Ukrainian Cossack officer (death c. 1700)

Pavlo Semenovych Hertsyk (Павло Семенович Герцик; ? – ca. 1700) was a Ukrainian Cossack officer, the colonel of the Poltava Regiment (1675-1677, 1683–1687, 1691–1695) of the Cossack Hetmanate. The Hertsyk family were Ukrainian Cossacks of Christianized Ashkenazi Jewish origin.

Pavlo's father was a Jewish merchant from Uman who had moved to Poltava where he later became a colonel of the Poltava regiment. His father converted to Orthodox faith. Pavlo sponsored the construction of the Church of the Elevation (Воздвиженськa церквa) at the Kiev-Pechersk Lavra, where he was subsequently buried.

His three sons, Hryhory, Ivan and Opanas went into exile with Mazepa.
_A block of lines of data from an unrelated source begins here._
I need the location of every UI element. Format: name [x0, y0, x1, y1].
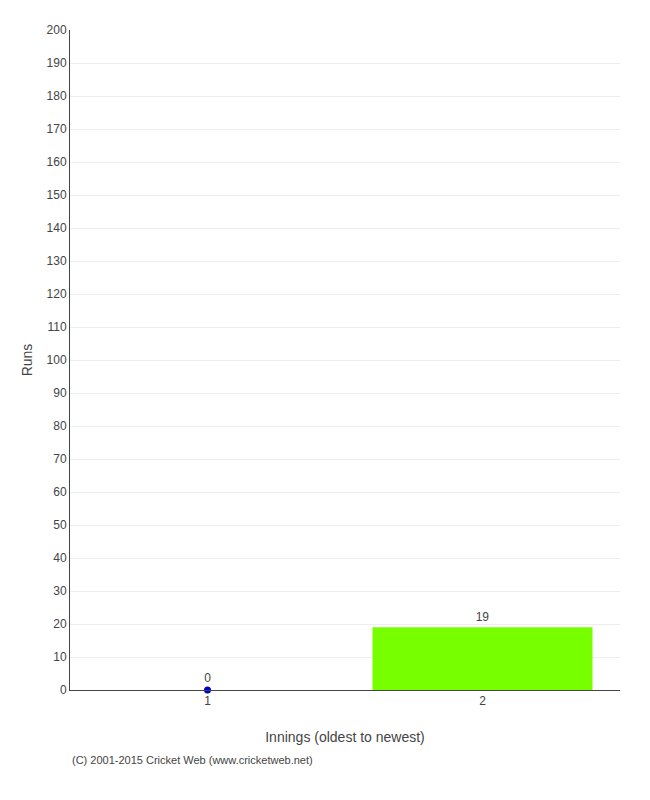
svg-text:50: 50 [53, 518, 67, 532]
svg-text:70: 70 [53, 452, 67, 466]
svg-text:40: 40 [53, 551, 67, 565]
svg-text:170: 170 [47, 122, 67, 136]
svg-text:190: 190 [47, 56, 67, 70]
svg-text:2: 2 [479, 694, 486, 708]
svg-text:Runs: Runs [19, 344, 35, 377]
svg-text:90: 90 [53, 386, 67, 400]
svg-text:110: 110 [47, 320, 66, 334]
svg-text:30: 30 [53, 584, 67, 598]
svg-text:0: 0 [204, 671, 211, 685]
svg-text:1: 1 [204, 694, 211, 708]
svg-text:19: 19 [476, 610, 490, 624]
svg-text:0: 0 [60, 683, 67, 697]
svg-text:140: 140 [47, 221, 67, 235]
svg-text:180: 180 [47, 89, 67, 103]
svg-text:80: 80 [53, 419, 67, 433]
svg-text:120: 120 [47, 287, 67, 301]
svg-text:160: 160 [47, 155, 67, 169]
svg-text:Innings (oldest to newest): Innings (oldest to newest) [265, 729, 425, 745]
svg-text:150: 150 [47, 188, 67, 202]
svg-text:(C) 2001-2015 Cricket Web (www: (C) 2001-2015 Cricket Web (www.cricketwe… [72, 754, 313, 766]
svg-text:200: 200 [47, 23, 67, 37]
svg-text:130: 130 [47, 254, 67, 268]
svg-text:60: 60 [53, 485, 67, 499]
svg-text:20: 20 [53, 617, 67, 631]
svg-text:10: 10 [53, 650, 67, 664]
svg-text:100: 100 [47, 353, 67, 367]
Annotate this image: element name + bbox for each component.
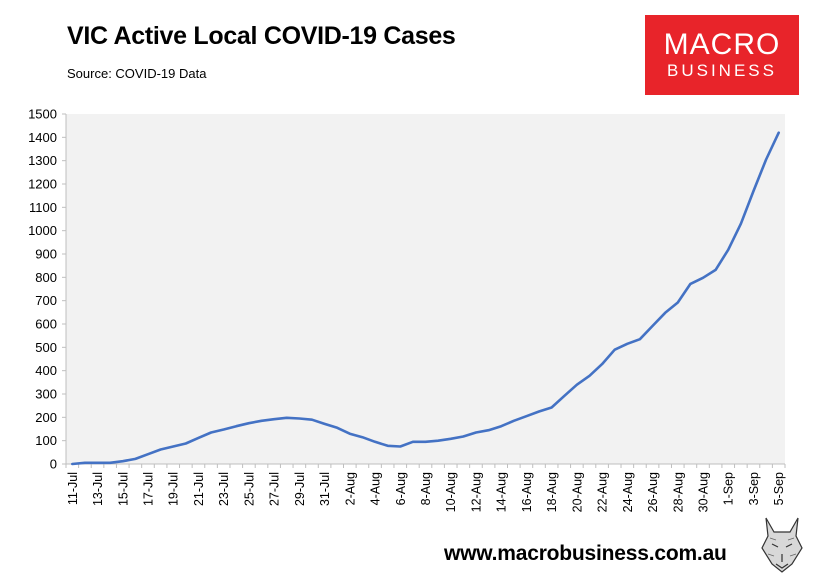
x-tick-label: 16-Aug: [520, 472, 534, 512]
y-tick-label: 700: [35, 293, 57, 308]
chart-source: Source: COVID-19 Data: [67, 66, 207, 81]
x-tick-label: 3-Sep: [747, 472, 761, 505]
logo-line-2: BUSINESS: [667, 61, 777, 80]
x-tick-label: 21-Jul: [192, 472, 206, 506]
y-tick-label: 1000: [28, 223, 57, 238]
x-tick-label: 25-Jul: [242, 472, 256, 506]
x-tick-label: 1-Sep: [722, 472, 736, 505]
x-tick-label: 4-Aug: [369, 472, 383, 505]
y-tick-label: 1500: [28, 107, 57, 122]
y-tick-label: 1400: [28, 130, 57, 145]
x-tick-label: 29-Jul: [293, 472, 307, 506]
y-tick-label: 100: [35, 433, 57, 448]
x-tick-label: 22-Aug: [596, 472, 610, 512]
x-tick-label: 18-Aug: [545, 472, 559, 512]
y-tick-label: 300: [35, 387, 57, 402]
x-axis-ticks: 11-Jul 13-Jul 15-Jul 17-Jul 19-Jul 21-Jul 23-J…: [65, 464, 786, 512]
x-tick-label: 28-Aug: [671, 472, 685, 512]
y-tick-label: 400: [35, 363, 57, 378]
x-tick-label: 27-Jul: [268, 472, 282, 506]
y-tick-label: 200: [35, 410, 57, 425]
x-tick-label: 2-Aug: [343, 472, 357, 505]
x-tick-label: 15-Jul: [116, 472, 130, 506]
x-tick-label: 12-Aug: [469, 472, 483, 512]
x-tick-label: 23-Jul: [217, 472, 231, 506]
y-tick-label: 1300: [28, 153, 57, 168]
y-tick-label: 0: [50, 457, 57, 472]
macro-business-logo[interactable]: MACRO BUSINESS: [645, 15, 799, 95]
x-tick-label: 5-Sep: [772, 472, 786, 505]
x-tick-label: 13-Jul: [91, 472, 105, 506]
y-tick-label: 600: [35, 317, 57, 332]
website-url[interactable]: www.macrobusiness.com.au: [444, 542, 727, 565]
x-tick-label: 11-Jul: [66, 472, 80, 505]
x-tick-label: 8-Aug: [419, 472, 433, 505]
x-tick-label: 14-Aug: [495, 472, 509, 512]
x-tick-label: 6-Aug: [394, 472, 408, 505]
x-tick-label: 24-Aug: [621, 472, 635, 512]
x-tick-label: 20-Aug: [570, 472, 584, 512]
y-tick-label: 1200: [28, 177, 57, 192]
x-tick-label: 26-Aug: [646, 472, 660, 512]
x-tick-label: 17-Jul: [141, 472, 155, 506]
y-tick-label: 800: [35, 270, 57, 285]
x-tick-label: 30-Aug: [697, 472, 711, 512]
plot-area: [66, 114, 785, 464]
series-line: [71, 131, 781, 466]
x-tick-label: 31-Jul: [318, 472, 332, 506]
y-tick-label: 1100: [29, 200, 57, 215]
logo-line-1: MACRO: [663, 28, 781, 61]
chart-title: VIC Active Local COVID-19 Cases: [67, 22, 456, 50]
y-tick-label: 900: [35, 247, 57, 262]
y-axis-ticks: 0 100 200 300 400 500 600 700 800 900 1000 1100 1200…: [28, 107, 66, 472]
series-group: [71, 131, 781, 466]
x-tick-label: 19-Jul: [167, 472, 181, 506]
y-tick-label: 500: [35, 340, 57, 355]
x-tick-label: 10-Aug: [444, 472, 458, 512]
fox-sketch-icon: [761, 517, 803, 573]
His daughter Hanna Hertsyk was the wife of Hetman Pylyp Orlyk, Maria was the wife of the Host secretary Volodymyr Maksymovych, and Chrystyna was the wife of the colonel Hryhory Novytsky, who was eventually exiled to Siberia.

Hryhory Hertsyk was responsible for moving Ivan Mazepa's body from Bender to Galatz. He and his brothers followed Hetman Pylyp Orlyk to Sweden in 1716, where they stayed until 1720. Hryhory was appointed General Osaul by Hetman Pylyp Orlyk and as such sent from Stockholm to Poland in 1720, although in Warsaw he was arrested then handed over to the Russians. He was then imprisoned in Saint Petersburg until 1728, when he was allowed to move to Moscow where his wife and children lived.